10.14.2009

art of storytelling...3


The raindrops skydived to the ground, without parachute, splattering one on the other upon arrival to their final destination. One group of skydivers found themselves racing towards a concave slab of concrete that flowed downward and led to the backside of a small, yellow-trimmed house, filled with struggling spots of grass and errant cat droppings from the neighborhood strays.
A small tin awning sheltered a place large enough for one person at a time outside of the backdoor, where the lock worked sometimes. Tonight, a boy with nothing remarkable about him sat, taking up the spot large enough, at the time, for him.
He gave attention to as many drops as he could, watching the end of their time of identical solitude turn into a traveling caravan, destination unknown but the only place they were ever destined to go.
And he wanted to be one of the raindrops. If not for anything else other than that purpose that they served. Each one, flying full speed towards it with no hesitation, no doubt, only complete and unshakeable faith that their final place, the place where they would evaporate and reincarnate in the clouds, was the place they were meant to be all along.
The thought of this place, with the tin covered back porch fit only for isolation and seclusion, shuddered through him as his destination. If there was more, he begged to the home of the raindrops for a skydiving excursion there.
His helplessness was matched only by his comfort in the isolation he had become so loathsome of, but accustomed to.
He heard a car door slam. It wasn’t the same hollow, almost aluminum sound he knew from any other car door that would slam in these parts, no, this was a thicker sound, a full sound. As if the car brought so much with it, a body would have to close the doors and then come back to get the rest.
There were no voices, though, after, just steady footsteps, different ones, then a knock on the entry of the house next door. He had seen her face many times, his neighbor, but never knew her name.
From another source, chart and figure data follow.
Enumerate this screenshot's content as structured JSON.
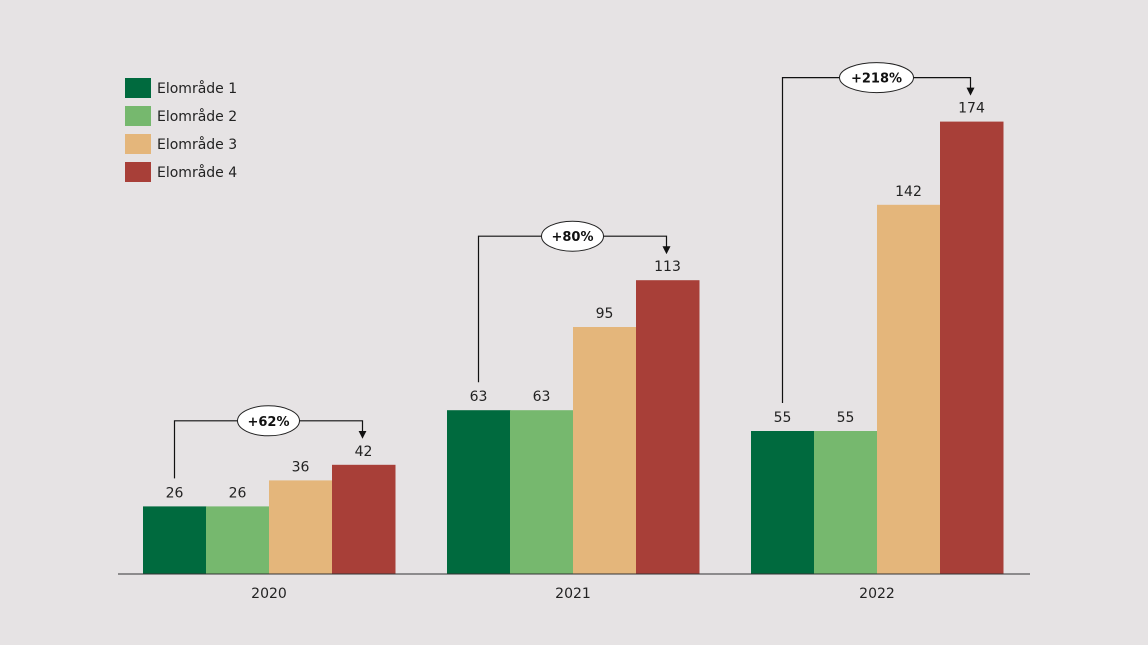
{
  "chart_data": {
    "type": "bar",
    "title": "",
    "xlabel": "",
    "ylabel": "",
    "categories": [
      "2020",
      "2021",
      "2022"
    ],
    "ylim": [
      0,
      180
    ],
    "grid": false,
    "legend_position": "top-left",
    "series": [
      {
        "name": "Elområde 1",
        "color": "#006a3e",
        "values": [
          26,
          63,
          55
        ]
      },
      {
        "name": "Elområde 2",
        "color": "#76b86e",
        "values": [
          26,
          63,
          55
        ]
      },
      {
        "name": "Elområde 3",
        "color": "#e4b67b",
        "values": [
          36,
          95,
          142
        ]
      },
      {
        "name": "Elområde 4",
        "color": "#a83f38",
        "values": [
          42,
          113,
          174
        ]
      }
    ],
    "annotations": [
      {
        "category": "2020",
        "from_series": 0,
        "to_series": 3,
        "label": "+62%"
      },
      {
        "category": "2021",
        "from_series": 0,
        "to_series": 3,
        "label": "+80%"
      },
      {
        "category": "2022",
        "from_series": 0,
        "to_series": 3,
        "label": "+218%"
      }
    ]
  }
}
He realized that he’d never heard her voice either, until now. Perhaps it sounded different when it was lower, like the soothing tune of anyone named “mama”, but his introduction to her pitch was a scorned wife. The voices got louder, his neighbor and the two men with the steady footsteps and heavy car.
But as quickly as they had risen, they fell to a silence only barged upon by the still falling raindrops.
After it was all over, and the raindrops ceased, and the blackness of the sky began to find its next part of the earth and the boy under the tin roof decided on packing small provisions, a change of clothes, the Word, and a picture of the only woman that had loved him, the police asked him about all three bodies in front of the heavy car.
He knew nothing of any of them but that they’d all reached their final destination, and he had no intentions of following them to that same place.